Sometimes, we’re a victim of abuse ourselves and we seek to relieve that pressure; or sometimes our frustration comes when life seems too big for us. We get to feeling sorry for ourselves and attack the innocent as a way of whittling down the size of life. What about the times we tell ourselves it’s discipline when our real motive is to ruin a child’s fun.
It is that part of us that feels bad by nature. It is not what we deserve and it is not doing us any favors or our families. Almost every conflict we have is because of this self. But it begins to lose power and affect as we do the one thing it cannot stand up to—honest self reflection.
In a journal, I write it like a diary for the day, looking at any conflict or uncomfortable feelings or negativity. I write what happened, what I was feeling at the time and what my participation was in the conflict. Again, I’m not looking for blame or finger pointing. I’m looking to understand further why I was involved in some conflict and my part in it. If you feel yourself getting all accusatory and hardening up, you’re looking in the wrong direction. Get your eyes back on your own soul. Whatever you discover about yourself, know you were doing the very best you could at the time. There is no blame here.

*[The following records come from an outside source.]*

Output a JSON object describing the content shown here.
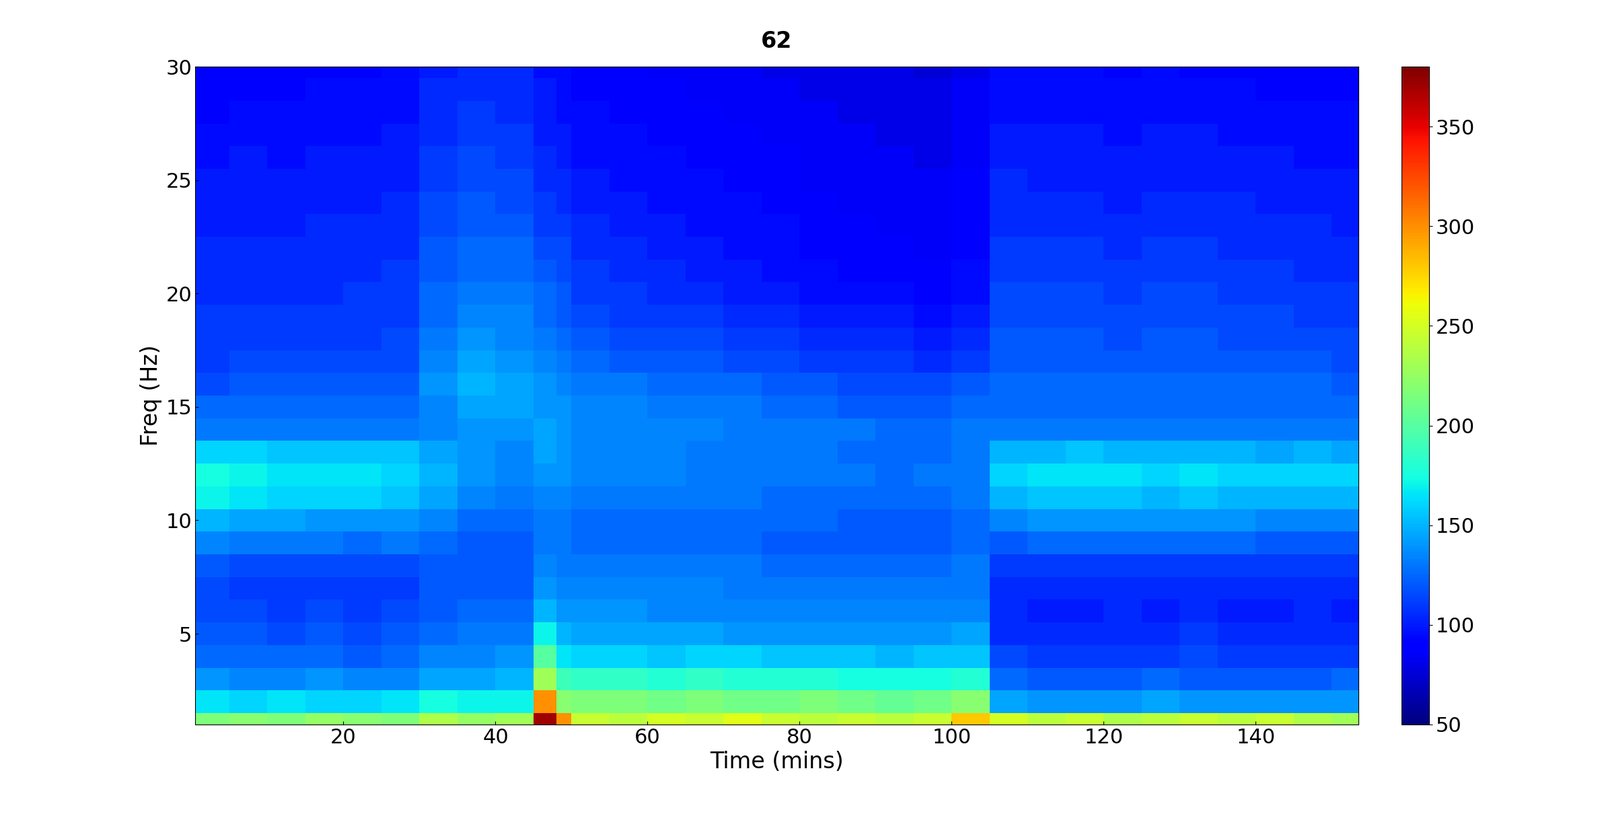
{
  "chart_data": {
    "type": "heatmap",
    "title": "62",
    "x_label": "Time (mins)",
    "y_label": "Freq (Hz)",
    "color": "jet",
    "x_edges": [
      0.5,
      5,
      10,
      15,
      20,
      25,
      30,
      35,
      40,
      45,
      48,
      50,
      55,
      60,
      65,
      70,
      75,
      80,
      85,
      90,
      95,
      100,
      105,
      110,
      115,
      120,
      125,
      130,
      135,
      140,
      145,
      150,
      153.5
    ],
    "y_edges": [
      0.5,
      1.5,
      2.5,
      3.5,
      4.5,
      5.5,
      6.5,
      7.5,
      8.5,
      9.5,
      10.5,
      11.5,
      12.5,
      13.5,
      14.5,
      15.5,
      16.5,
      17.5,
      18.5,
      19.5,
      20.5,
      21.5,
      22.5,
      23.5,
      24.5,
      25.5,
      26.5,
      27.5,
      28.5,
      29.5,
      30.5
    ],
    "xlim": [
      0.5,
      153.5
    ],
    "ylim": [
      1,
      30
    ],
    "xticks": [
      20,
      40,
      60,
      80,
      100,
      120,
      140
    ],
    "yticks": [
      5,
      10,
      15,
      20,
      25,
      30
    ],
    "cells": [
      [
        215,
        220,
        215,
        225,
        220,
        215,
        235,
        225,
        230,
        370,
        300,
        245,
        240,
        250,
        245,
        255,
        245,
        240,
        245,
        240,
        245,
        280,
        250,
        240,
        245,
        235,
        240,
        245,
        240,
        245,
        235,
        230
      ],
      [
        165,
        160,
        165,
        160,
        160,
        165,
        175,
        170,
        170,
        300,
        220,
        215,
        215,
        210,
        215,
        210,
        210,
        215,
        210,
        205,
        210,
        220,
        145,
        140,
        140,
        140,
        145,
        140,
        140,
        140,
        140,
        140
      ],
      [
        140,
        135,
        135,
        140,
        135,
        135,
        145,
        145,
        150,
        230,
        190,
        185,
        185,
        180,
        185,
        180,
        180,
        180,
        175,
        175,
        175,
        180,
        125,
        120,
        120,
        120,
        125,
        120,
        120,
        120,
        120,
        125
      ],
      [
        125,
        125,
        125,
        125,
        120,
        125,
        135,
        135,
        140,
        200,
        165,
        160,
        160,
        155,
        160,
        160,
        155,
        155,
        155,
        150,
        155,
        155,
        115,
        110,
        110,
        110,
        110,
        115,
        110,
        110,
        110,
        110
      ],
      [
        120,
        120,
        115,
        120,
        115,
        120,
        125,
        130,
        130,
        170,
        150,
        145,
        145,
        145,
        145,
        140,
        140,
        140,
        140,
        140,
        140,
        145,
        105,
        105,
        105,
        105,
        105,
        110,
        105,
        105,
        105,
        105
      ],
      [
        115,
        115,
        110,
        115,
        110,
        115,
        120,
        125,
        125,
        150,
        140,
        140,
        140,
        135,
        135,
        135,
        135,
        135,
        135,
        135,
        135,
        135,
        105,
        100,
        100,
        105,
        100,
        105,
        100,
        100,
        105,
        100
      ],
      [
        115,
        110,
        110,
        110,
        110,
        110,
        120,
        120,
        120,
        140,
        135,
        135,
        135,
        135,
        135,
        130,
        130,
        130,
        130,
        130,
        130,
        130,
        105,
        105,
        105,
        105,
        105,
        105,
        105,
        105,
        105,
        105
      ],
      [
        120,
        115,
        115,
        115,
        115,
        115,
        120,
        120,
        120,
        135,
        130,
        130,
        130,
        130,
        130,
        130,
        125,
        125,
        125,
        125,
        125,
        130,
        110,
        110,
        110,
        110,
        110,
        110,
        110,
        110,
        110,
        110
      ],
      [
        135,
        130,
        130,
        130,
        125,
        130,
        125,
        120,
        120,
        130,
        130,
        125,
        125,
        125,
        125,
        125,
        120,
        120,
        120,
        120,
        120,
        125,
        120,
        125,
        125,
        125,
        125,
        125,
        125,
        120,
        120,
        120
      ],
      [
        150,
        145,
        145,
        140,
        140,
        140,
        135,
        125,
        125,
        130,
        130,
        125,
        125,
        125,
        125,
        125,
        125,
        125,
        120,
        120,
        120,
        125,
        135,
        140,
        140,
        140,
        140,
        140,
        140,
        135,
        135,
        135
      ],
      [
        170,
        165,
        160,
        160,
        160,
        155,
        145,
        135,
        130,
        135,
        135,
        130,
        130,
        130,
        130,
        130,
        125,
        125,
        125,
        125,
        125,
        130,
        150,
        155,
        155,
        155,
        150,
        155,
        150,
        150,
        150,
        150
      ],
      [
        175,
        170,
        165,
        165,
        165,
        160,
        150,
        140,
        135,
        140,
        140,
        135,
        135,
        135,
        130,
        130,
        130,
        130,
        130,
        125,
        130,
        130,
        160,
        165,
        165,
        165,
        160,
        165,
        160,
        160,
        160,
        160
      ],
      [
        160,
        160,
        155,
        155,
        155,
        155,
        145,
        140,
        135,
        145,
        140,
        135,
        135,
        135,
        130,
        130,
        130,
        130,
        125,
        125,
        125,
        130,
        150,
        150,
        155,
        150,
        150,
        150,
        150,
        145,
        150,
        145
      ],
      [
        130,
        130,
        130,
        130,
        130,
        130,
        135,
        140,
        140,
        145,
        140,
        135,
        135,
        135,
        135,
        130,
        130,
        130,
        130,
        125,
        125,
        130,
        130,
        130,
        130,
        130,
        130,
        130,
        130,
        130,
        130,
        130
      ],
      [
        125,
        125,
        125,
        125,
        125,
        125,
        135,
        145,
        145,
        140,
        140,
        135,
        135,
        130,
        130,
        130,
        125,
        125,
        120,
        120,
        120,
        125,
        125,
        125,
        125,
        125,
        125,
        125,
        125,
        125,
        125,
        125
      ],
      [
        115,
        120,
        120,
        120,
        120,
        120,
        140,
        150,
        145,
        140,
        135,
        130,
        130,
        125,
        125,
        125,
        120,
        120,
        115,
        115,
        115,
        120,
        125,
        125,
        125,
        125,
        125,
        125,
        125,
        125,
        125,
        120
      ],
      [
        110,
        115,
        115,
        115,
        115,
        115,
        135,
        145,
        140,
        135,
        130,
        125,
        120,
        120,
        120,
        115,
        115,
        110,
        110,
        110,
        105,
        110,
        120,
        120,
        120,
        120,
        120,
        120,
        120,
        120,
        120,
        115
      ],
      [
        110,
        110,
        110,
        110,
        110,
        115,
        130,
        140,
        135,
        130,
        125,
        120,
        115,
        115,
        115,
        110,
        110,
        105,
        105,
        105,
        100,
        105,
        120,
        120,
        120,
        115,
        120,
        120,
        115,
        115,
        115,
        115
      ],
      [
        110,
        110,
        110,
        110,
        110,
        110,
        125,
        135,
        135,
        125,
        120,
        115,
        110,
        110,
        110,
        105,
        105,
        100,
        100,
        100,
        95,
        100,
        115,
        115,
        115,
        115,
        115,
        115,
        115,
        115,
        110,
        110
      ],
      [
        105,
        105,
        105,
        105,
        110,
        110,
        125,
        130,
        130,
        125,
        120,
        110,
        110,
        105,
        105,
        100,
        100,
        95,
        95,
        95,
        90,
        95,
        115,
        115,
        115,
        110,
        115,
        115,
        110,
        110,
        110,
        110
      ],
      [
        105,
        105,
        105,
        105,
        105,
        110,
        120,
        125,
        125,
        120,
        115,
        110,
        105,
        105,
        100,
        100,
        95,
        95,
        90,
        90,
        90,
        95,
        110,
        110,
        110,
        110,
        110,
        110,
        110,
        110,
        105,
        105
      ],
      [
        105,
        105,
        105,
        105,
        105,
        105,
        120,
        125,
        125,
        115,
        115,
        105,
        105,
        100,
        100,
        95,
        95,
        90,
        90,
        90,
        85,
        90,
        110,
        110,
        110,
        105,
        110,
        110,
        105,
        105,
        105,
        105
      ],
      [
        100,
        100,
        100,
        105,
        105,
        105,
        115,
        120,
        120,
        110,
        110,
        105,
        100,
        100,
        95,
        95,
        95,
        90,
        90,
        85,
        85,
        90,
        105,
        105,
        105,
        105,
        105,
        105,
        105,
        105,
        105,
        100
      ],
      [
        100,
        100,
        100,
        100,
        100,
        105,
        115,
        120,
        115,
        110,
        105,
        100,
        100,
        95,
        95,
        95,
        90,
        90,
        85,
        85,
        85,
        90,
        105,
        105,
        105,
        100,
        105,
        105,
        105,
        100,
        100,
        100
      ],
      [
        100,
        100,
        100,
        100,
        100,
        100,
        110,
        115,
        115,
        105,
        105,
        100,
        95,
        95,
        95,
        90,
        90,
        85,
        85,
        85,
        85,
        90,
        105,
        100,
        100,
        100,
        100,
        100,
        100,
        100,
        100,
        100
      ],
      [
        95,
        100,
        95,
        100,
        100,
        100,
        110,
        115,
        110,
        105,
        100,
        95,
        95,
        95,
        90,
        90,
        90,
        85,
        85,
        85,
        80,
        85,
        100,
        100,
        100,
        100,
        100,
        100,
        100,
        100,
        95,
        95
      ],
      [
        95,
        95,
        95,
        95,
        95,
        100,
        105,
        110,
        110,
        100,
        100,
        95,
        95,
        90,
        90,
        90,
        85,
        85,
        85,
        80,
        80,
        85,
        100,
        100,
        100,
        95,
        100,
        100,
        95,
        95,
        95,
        95
      ],
      [
        90,
        95,
        95,
        95,
        95,
        95,
        105,
        110,
        105,
        100,
        95,
        95,
        90,
        90,
        90,
        85,
        85,
        85,
        80,
        80,
        80,
        85,
        95,
        95,
        95,
        95,
        95,
        95,
        95,
        95,
        95,
        95
      ],
      [
        90,
        90,
        90,
        95,
        95,
        95,
        105,
        105,
        105,
        100,
        95,
        90,
        90,
        90,
        85,
        85,
        85,
        80,
        80,
        80,
        80,
        85,
        95,
        95,
        95,
        95,
        95,
        95,
        95,
        90,
        90,
        90
      ],
      [
        90,
        90,
        90,
        90,
        90,
        95,
        100,
        105,
        105,
        95,
        95,
        90,
        90,
        85,
        85,
        85,
        80,
        80,
        80,
        80,
        75,
        80,
        95,
        95,
        95,
        90,
        95,
        90,
        90,
        90,
        90,
        90
      ]
    ],
    "colorbar": {
      "range": [
        50,
        380
      ],
      "ticks": [
        50,
        100,
        150,
        200,
        250,
        300,
        350
      ]
    }
  }
}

Eventually this could lead to a change in level of awareness where you may join others who no longer think in terms of or respond to the blame game. Where neighbors become neighbors again and instead of pulling out their gun to counter some accusation, offer to correct some problem routinely. Where all name calling and accusations are see as childish and fall into complete disrepair. Where attributes are upheld that should be upheld, and the things we admire are worth our admiration. This sounds rather boring to a rambunctious heart, but it is practically Heaven on earth to people who have earned a peaceful soul.